ADNI publications from 2016 and 2017 supported the idea of AD as a multifactorial disease and provided insights into the complexities of AD disease progression. These findings guided the development of novel biomarkers and suggested that subject selection on the basis of multiple factors may lower AD clinical trial costs and duration. The use of multiple concurrent therapies in these trials may prove more effective in reversing AD disease progression.

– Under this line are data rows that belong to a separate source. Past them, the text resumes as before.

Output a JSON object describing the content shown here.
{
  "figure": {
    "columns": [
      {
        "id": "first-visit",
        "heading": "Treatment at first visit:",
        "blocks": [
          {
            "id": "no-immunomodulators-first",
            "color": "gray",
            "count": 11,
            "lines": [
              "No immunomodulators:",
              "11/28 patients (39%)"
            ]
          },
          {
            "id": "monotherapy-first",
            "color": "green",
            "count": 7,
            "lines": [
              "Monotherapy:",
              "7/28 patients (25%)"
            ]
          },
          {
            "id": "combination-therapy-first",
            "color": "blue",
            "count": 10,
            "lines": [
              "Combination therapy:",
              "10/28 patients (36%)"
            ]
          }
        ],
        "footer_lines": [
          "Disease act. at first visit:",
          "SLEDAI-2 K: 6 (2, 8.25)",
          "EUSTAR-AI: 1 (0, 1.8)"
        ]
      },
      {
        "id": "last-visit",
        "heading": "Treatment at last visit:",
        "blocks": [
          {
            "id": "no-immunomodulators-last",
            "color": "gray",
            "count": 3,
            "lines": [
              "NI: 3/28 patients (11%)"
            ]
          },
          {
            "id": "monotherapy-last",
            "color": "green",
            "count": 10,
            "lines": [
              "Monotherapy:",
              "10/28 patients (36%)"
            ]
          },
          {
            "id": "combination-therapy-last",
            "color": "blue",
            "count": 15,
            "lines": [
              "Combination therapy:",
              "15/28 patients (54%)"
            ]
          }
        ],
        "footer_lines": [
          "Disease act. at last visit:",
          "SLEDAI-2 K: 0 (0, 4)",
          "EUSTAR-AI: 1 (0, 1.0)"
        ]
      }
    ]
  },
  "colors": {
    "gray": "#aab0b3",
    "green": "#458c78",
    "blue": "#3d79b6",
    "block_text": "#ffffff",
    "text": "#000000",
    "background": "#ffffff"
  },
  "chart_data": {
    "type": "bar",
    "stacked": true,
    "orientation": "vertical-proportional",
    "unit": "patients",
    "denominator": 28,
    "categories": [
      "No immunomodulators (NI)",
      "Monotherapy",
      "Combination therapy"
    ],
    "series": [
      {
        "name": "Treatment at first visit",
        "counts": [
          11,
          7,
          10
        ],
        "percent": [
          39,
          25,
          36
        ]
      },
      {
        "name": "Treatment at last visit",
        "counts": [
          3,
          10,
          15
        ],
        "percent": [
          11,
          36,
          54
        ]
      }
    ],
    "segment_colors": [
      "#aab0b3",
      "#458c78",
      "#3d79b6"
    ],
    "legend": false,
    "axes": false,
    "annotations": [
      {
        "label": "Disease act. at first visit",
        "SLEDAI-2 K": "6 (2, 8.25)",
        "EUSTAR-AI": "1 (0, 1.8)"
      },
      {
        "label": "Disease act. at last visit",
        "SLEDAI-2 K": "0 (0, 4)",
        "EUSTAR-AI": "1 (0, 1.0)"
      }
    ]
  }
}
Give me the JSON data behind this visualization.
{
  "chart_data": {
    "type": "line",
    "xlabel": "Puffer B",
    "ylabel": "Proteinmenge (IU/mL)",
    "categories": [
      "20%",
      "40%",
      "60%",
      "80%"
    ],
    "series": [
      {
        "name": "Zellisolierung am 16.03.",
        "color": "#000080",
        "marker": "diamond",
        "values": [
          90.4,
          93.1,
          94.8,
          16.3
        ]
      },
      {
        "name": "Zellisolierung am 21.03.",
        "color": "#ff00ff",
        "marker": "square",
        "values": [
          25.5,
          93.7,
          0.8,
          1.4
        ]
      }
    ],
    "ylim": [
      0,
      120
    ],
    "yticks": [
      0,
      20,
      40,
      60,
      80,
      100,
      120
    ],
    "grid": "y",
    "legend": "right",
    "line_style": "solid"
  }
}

Identification of Successful Cognitive Aging in the Alzheimer's Disease Neuroimaging Initiative Study

The present prospective observational study aimed to identify the existence of successful cognitive agers among a group of well-defined cognitively healthy older adults (n = 354, mean age = 75 years), and to examine baseline individual-level predictors and associated health outcomes over time. Episodic memory (EM) and executive function (EF) composite scores and multiple health outcomes were obtained annually over 5 years. Potential individual-level predictors that were related to Alzheimer's disease pathology or genetic risk, neurodegeneration, and vascular risks were collected at baseline. Three latent classes with matched age and education were identified using growth mixture modeling: a group of participants who exhibited high, stable EM and EF (40.7% of the sample, "successful agers"); a group who had initial high cognitive performance that declined over time (21.2%, "declining agers"); and a group who had normal (EM) or poor (EF) but stable cognitive performance over time (38.1%, "low stable agers"). The group classification predicted significant differences in the incidence of global cognitive impairment, the development of at least one depressive symptom, and everyday functional impairment. Sex, apolipoprotein E allele 4, amyloid-β1-42, and t-tau significantly contributed to the difference in cognitive trajectories between the successful agers and the other two groups. Characterizing successful cognitive agers who are relatively resistant to both tau and amyloid pathology provides potential pathways for promoting successful cognitive aging and preventing cognitive decline.